Du côté des solistes, on est assez loin du niveau que l’on peut attendre du festival Rossini et la déception est vive. Dans le rôle de Giacomo V, Dmitry Korchak émaille certes la partition de suraigus et son sens des nuances est appréciable. Mais après un démarrage du duo avec Elena poussif, c’est surtout le terrible air « O fiamma soave » qui fait tâche. Sa dernière partie, avec la reprise ornée de mélismes, sollicite à l’extrême le souffle du chanteur qui parvient épuisé à la double barre finale. Le rôle créé par Giovanni David est manifestement au-delà des capacités du ténor, à vrai dire désormais davantage ténor romantique que belcantiste à proprement parler.

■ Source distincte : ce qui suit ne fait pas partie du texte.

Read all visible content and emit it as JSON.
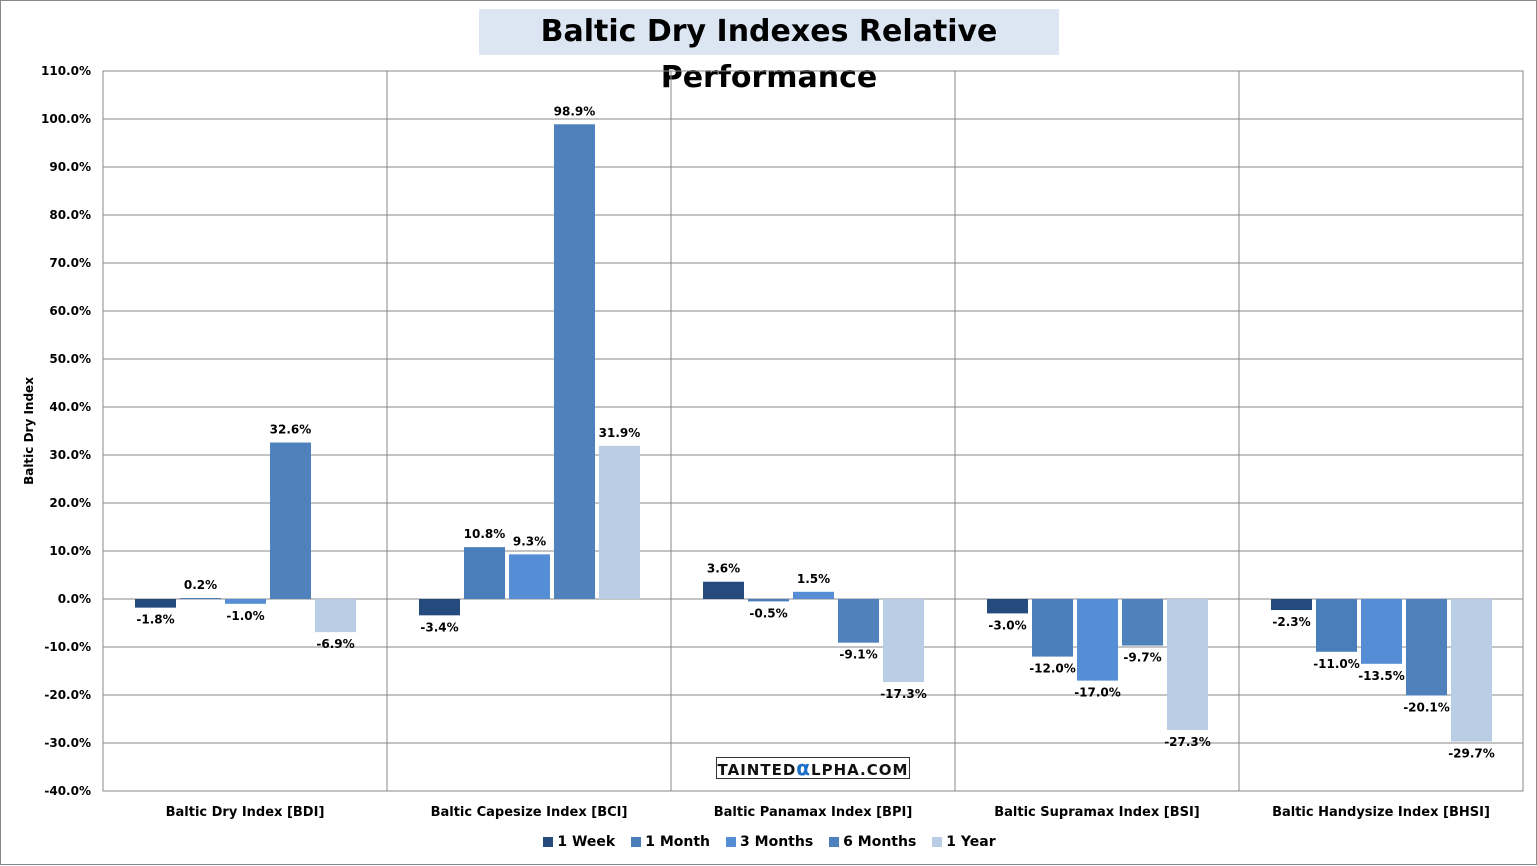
{
  "chart_data": {
    "type": "bar",
    "title": "Baltic Dry Indexes Relative Performance",
    "ylabel": "Baltic Dry  Index",
    "xlabel": "",
    "ylim": [
      -40,
      110
    ],
    "ytick_step": 10,
    "grid": true,
    "legend_position": "bottom",
    "categories": [
      "Baltic Dry Index [BDI]",
      "Baltic Capesize Index [BCI]",
      "Baltic Panamax Index [BPI]",
      "Baltic Supramax Index [BSI]",
      "Baltic Handysize Index [BHSI]"
    ],
    "series": [
      {
        "name": "1 Week",
        "color": "#254a7d",
        "values": [
          -1.8,
          -3.4,
          3.6,
          -3.0,
          -2.3
        ]
      },
      {
        "name": "1 Month",
        "color": "#4a7ebb",
        "values": [
          0.2,
          10.8,
          -0.5,
          -12.0,
          -11.0
        ]
      },
      {
        "name": "3 Months",
        "color": "#558ed5",
        "values": [
          -1.0,
          9.3,
          1.5,
          -17.0,
          -13.5
        ]
      },
      {
        "name": "6 Months",
        "color": "#4f81bd",
        "values": [
          32.6,
          98.9,
          -9.1,
          -9.7,
          -20.1
        ]
      },
      {
        "name": "1 Year",
        "color": "#b9cde5",
        "values": [
          -6.9,
          31.9,
          -17.3,
          -27.3,
          -29.7
        ]
      }
    ]
  },
  "watermark": {
    "pre": "TAINTED",
    "alpha": "α",
    "post": "LPHA.COM"
  }
}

L’autre ténor constituait l’attraction principale de la soirée. Michael Spyres, qui avait donné quelques jours auparavant à Pesaro un récital très apprécié, avait, sur le papier, tous les atouts pour devenir un grand Rodrigo, et notamment des graves quasi-barytonants adaptés aux impressionnants sauts de registres que comporte la partition. Sur certains points, le public du Théâtre Rossini n’a pas été déçu : seul à chanter de mémoire, Spyres fait montre d’un engagement de tous les instants avec des intentions très justes. Sur presque tout l’ambitus, le timbre et la projection sont spectaculaires et font penser au jeune Merritt, en particulier dans le terrible «Eccomi a voi». Hélas, de manière chronique, surprenante et très gênante, tous les aigus se resserrent dramatiquement, partent vers l’arrière et deviennent quasi inaudibles. Alors que l’on attendrait de larges sons épanouis, la frustration à l’écoute est terrible. Dommage et inquiétant. Sans nul doute, ce spectacle restera-t-il dans la mémoire du ténor américain : la suspension due au malaise de Zedda l’a contraint, à la reprise, à attaquer directement une nouvelle fois la partie lente de l’air «Ma, dovè colei, che accende»… Une performance en soi.
Du côté des dames, le festival a misé sur la jeune soprano espagnole Carmen Romeu bien connue du public pésarais pour avoir assumé quelques seconds rôles depuis plusieurs années. Le pari n’est qu’à moitié réussi car, si la prestation n’est pas indigne, l’ensemble reste moyen. Le rondo final «Tanti affetti», qui doit exploser dans des vocalises jubilatoires, est à peine correct.
La plus sympathique surprise vient du Malcolm de Chiara Amarù. La mezzo sicilienne, formée en partie au Communale de Bologne, se voit elle aussi confier un premier rôle après plusieurs expériences passées au côté de Zedda. Le résultat est concluant : la voix est très timbrée et permet à la fois de phraser et de vocalise souplement. A l’applaudimètre, c’est bien Amarù qui triomphe et après Rosine et Angelina, voilà une prise de rôle dans le genre serio qui ne demande qu’à s’épanouir.
Le reste de la distribution est solide, avec notamment Alberghini, très bien dans son air de l’acte 1, et Luciano entendus sur la scène de l’Adriatic Arena dans Guillaume Tell quelques jours plus tôt. En Albina, la jeune Mariangela Sicilia fait tout ce qu’elle peut pour se faire remarquer en ajoutant notes aiguës et variations ce qui, vu la modestie du rôle, est une gageure…
Les versions concertantes des opéras offrent la plupart du temps le meilleur ou le pire. On a eu, en cette dernière soirée pésaraise, un entre-deux, décevant en soi. Dans la patrie du grand Gioachino, on attend forcément l’excellence.